Vorarlbergerin auf besonderer Italienreise

Kultur / 23.09.2022 • 17:44 Uhr / 4 Minuten Lesezeit
Szene aus der Uraufführung „Little Italy“ von Kathi Klein. Kosmos/Mistura
Szene aus der Uraufführung „Little Italy“ von Kathi Klein. Kosmos/Mistura

Theater Kosmos hat dem Gedicht „Little Italy“ von Kathi Klein überzeugende Bühnengestalt verliehen.

Bregenz Der Titel evoziert sonnenbeschienene Landschaften und bestimmte Düfte, dass Kathi Klein in „Little Italy“ aber keine Italienklischees verquantet, davon geht jeder aus, der mit dem Werk der Schriftstellerin auch nur in Berührung gekommen ist. Nachdem die Vorarlbergerin (geb. 1996), die Sprachkunst und Philosophie studierte, zu den Preisträgerinnen der Wettbewerbe des Theaters Kosmos zählt, das von ihr etwa das Kurzdrama „Eine geschlossene Tür und davor und dahinter oder Gutenachtgeschichten“ zur Uraufführung brachte, ist das Team miteinander vertraut.

Sich für einen Text zu entscheiden, der als Gedicht ausgewiesen ist und der daher von Hubert Dragaschnig auch noch einiges an Dramaturgenarbeit verlangt, ist eine Herausforderung für alle. Für die Künstlerinnen und Künstler sowieso, aber auch für das Publikum ist er ein Gewinn, wenn es bereit ist, sich auf introspektive Literatur einzulassen.
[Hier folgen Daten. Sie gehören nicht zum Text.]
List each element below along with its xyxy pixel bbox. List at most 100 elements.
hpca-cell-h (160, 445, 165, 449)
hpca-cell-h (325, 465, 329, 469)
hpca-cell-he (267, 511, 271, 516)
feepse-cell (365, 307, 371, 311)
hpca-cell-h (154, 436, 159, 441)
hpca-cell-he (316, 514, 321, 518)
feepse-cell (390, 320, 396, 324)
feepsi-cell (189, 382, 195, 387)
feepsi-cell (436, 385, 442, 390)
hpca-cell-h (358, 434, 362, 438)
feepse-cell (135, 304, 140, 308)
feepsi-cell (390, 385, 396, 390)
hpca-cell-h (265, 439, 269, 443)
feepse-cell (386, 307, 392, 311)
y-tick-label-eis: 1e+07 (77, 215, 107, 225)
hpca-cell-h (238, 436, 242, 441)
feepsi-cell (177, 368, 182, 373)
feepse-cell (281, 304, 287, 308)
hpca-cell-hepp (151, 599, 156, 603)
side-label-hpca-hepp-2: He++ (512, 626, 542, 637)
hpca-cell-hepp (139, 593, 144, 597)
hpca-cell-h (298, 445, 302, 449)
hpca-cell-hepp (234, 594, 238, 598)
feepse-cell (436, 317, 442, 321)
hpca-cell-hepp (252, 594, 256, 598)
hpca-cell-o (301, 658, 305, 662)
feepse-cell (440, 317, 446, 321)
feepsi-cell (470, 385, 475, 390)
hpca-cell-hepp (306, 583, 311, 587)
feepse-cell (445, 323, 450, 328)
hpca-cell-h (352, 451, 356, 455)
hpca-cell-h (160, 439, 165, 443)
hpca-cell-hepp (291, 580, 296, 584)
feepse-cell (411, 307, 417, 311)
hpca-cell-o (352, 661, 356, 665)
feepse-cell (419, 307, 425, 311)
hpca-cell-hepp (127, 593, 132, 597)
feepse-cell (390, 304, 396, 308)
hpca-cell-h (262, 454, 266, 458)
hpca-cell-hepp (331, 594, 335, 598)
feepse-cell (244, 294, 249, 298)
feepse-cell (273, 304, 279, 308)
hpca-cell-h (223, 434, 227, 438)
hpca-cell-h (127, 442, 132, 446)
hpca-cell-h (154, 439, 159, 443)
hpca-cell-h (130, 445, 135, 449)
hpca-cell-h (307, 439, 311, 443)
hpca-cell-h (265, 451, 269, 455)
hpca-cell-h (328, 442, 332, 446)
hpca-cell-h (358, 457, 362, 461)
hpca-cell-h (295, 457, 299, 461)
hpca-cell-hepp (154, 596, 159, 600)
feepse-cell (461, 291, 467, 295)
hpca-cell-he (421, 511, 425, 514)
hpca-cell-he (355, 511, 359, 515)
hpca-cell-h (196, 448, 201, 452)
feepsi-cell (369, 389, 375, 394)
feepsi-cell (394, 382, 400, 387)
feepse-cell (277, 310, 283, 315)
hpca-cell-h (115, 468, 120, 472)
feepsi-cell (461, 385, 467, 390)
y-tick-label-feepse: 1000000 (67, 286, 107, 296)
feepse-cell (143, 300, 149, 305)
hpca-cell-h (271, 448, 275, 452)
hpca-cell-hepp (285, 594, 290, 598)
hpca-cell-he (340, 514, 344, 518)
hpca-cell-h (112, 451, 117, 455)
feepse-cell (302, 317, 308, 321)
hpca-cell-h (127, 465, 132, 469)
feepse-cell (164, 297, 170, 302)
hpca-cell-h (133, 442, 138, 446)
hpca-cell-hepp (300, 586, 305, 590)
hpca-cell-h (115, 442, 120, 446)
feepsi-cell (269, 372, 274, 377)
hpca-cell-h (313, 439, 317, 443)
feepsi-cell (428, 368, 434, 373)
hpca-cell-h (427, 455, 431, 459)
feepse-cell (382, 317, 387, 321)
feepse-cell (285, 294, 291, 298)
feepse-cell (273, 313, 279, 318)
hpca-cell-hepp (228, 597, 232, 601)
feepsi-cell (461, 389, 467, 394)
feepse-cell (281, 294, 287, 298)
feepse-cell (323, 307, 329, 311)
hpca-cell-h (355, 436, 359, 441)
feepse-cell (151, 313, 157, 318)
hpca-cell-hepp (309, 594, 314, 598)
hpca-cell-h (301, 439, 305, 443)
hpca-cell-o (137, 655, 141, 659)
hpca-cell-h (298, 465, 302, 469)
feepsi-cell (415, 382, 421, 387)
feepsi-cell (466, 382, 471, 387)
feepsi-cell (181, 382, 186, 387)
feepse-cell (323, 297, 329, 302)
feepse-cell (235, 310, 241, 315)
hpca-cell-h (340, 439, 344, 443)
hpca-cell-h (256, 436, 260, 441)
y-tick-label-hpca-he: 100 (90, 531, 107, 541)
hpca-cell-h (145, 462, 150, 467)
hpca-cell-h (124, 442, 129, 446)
Künstlichkeit und Überhöhung

Stephan Kasimir, der als Leiter der kleinen Kosmos-Bühne Kosmodrom in der Zusammenarbeit mit jungen Autorinnen und Autoren bereits enorme Vorstellungs- und Umsetzungskraft bewies, ist der geeignete Regisseur für ein solches Unterfangen. Mit der Bühnen- und Kostümbildnerin Caro Stark leitet er auch das in Dornbirn verortete Ensemble Unpop. Stark verfrachtet die Akteurinnen hier in eine Installation aus gebrochenen Spiegeln, erzeugt mit lila glänzenden Anzügen und rosa Perücken viel Künstlichkeit bzw. eine weitere Überhöhung, tut aber genau das Richtige.

Jeder Ansatz von Realität in der Ausstattung bei dieser Italienreise einer Elisa, die nichts anderes als eine Reise ins Innere ist, die aber auch komplexe Themen wie Gentrifizierung und Umweltverschmutzung greifbar streift, würde die Tiefe, die der Text hat, verschleiern. Dass der Musiker Paul Winter die optische Ästhetik mit durchaus Hörfälligem unterwandert, hat ebenso seinen Reiz, wie der italienische Akzent, mit dem Kaija Ledergerber den Sätzen der Protagonistin nicht nur kurios kontert, sondern manch erzeugtem Bild in dieser Auseinandersetzung mit dem eigenen Verhalten („Ich sitze am Bahnhof und warte auf einen verpassten Zug, einen, der abgefahren ist vor Jahren“) die Wehmut nimmt.

Subtil betonter Humor

Obwohl das Theater Kosmos zu jenen Unternehmen gehört, die sich noch die Mühe machen, hervorragende Programmhefte zu gestalten, wird auf die Aufzählung der Figuren in „Little Italy“ verzichtet. Das Spiel beginnt sozusagen mit deren Vorstellung, aber bald wird klar, dass Massimo und Shoeshine auch Aspekte der Persönlichkeit der Touristin, deren Fantasie oder deren Wunsch nach Erdung verkörpern. Dazu kommt ein Chor der Müllmänner in der Tradition der antiken Literatur, den alle vier Schauspielerinnen übernehmen. Dass gerade in diese Passagen auch Humor hereinweht, wird von Stephan Kasimir subtil betont. Überhaupt bezieht er daraus die Möglichkeit, mit Simone Loser viel Witz walten und den Partien von Laura Dittmann und Maria Strauss viel Luftigkeit angedeihen zu lassen.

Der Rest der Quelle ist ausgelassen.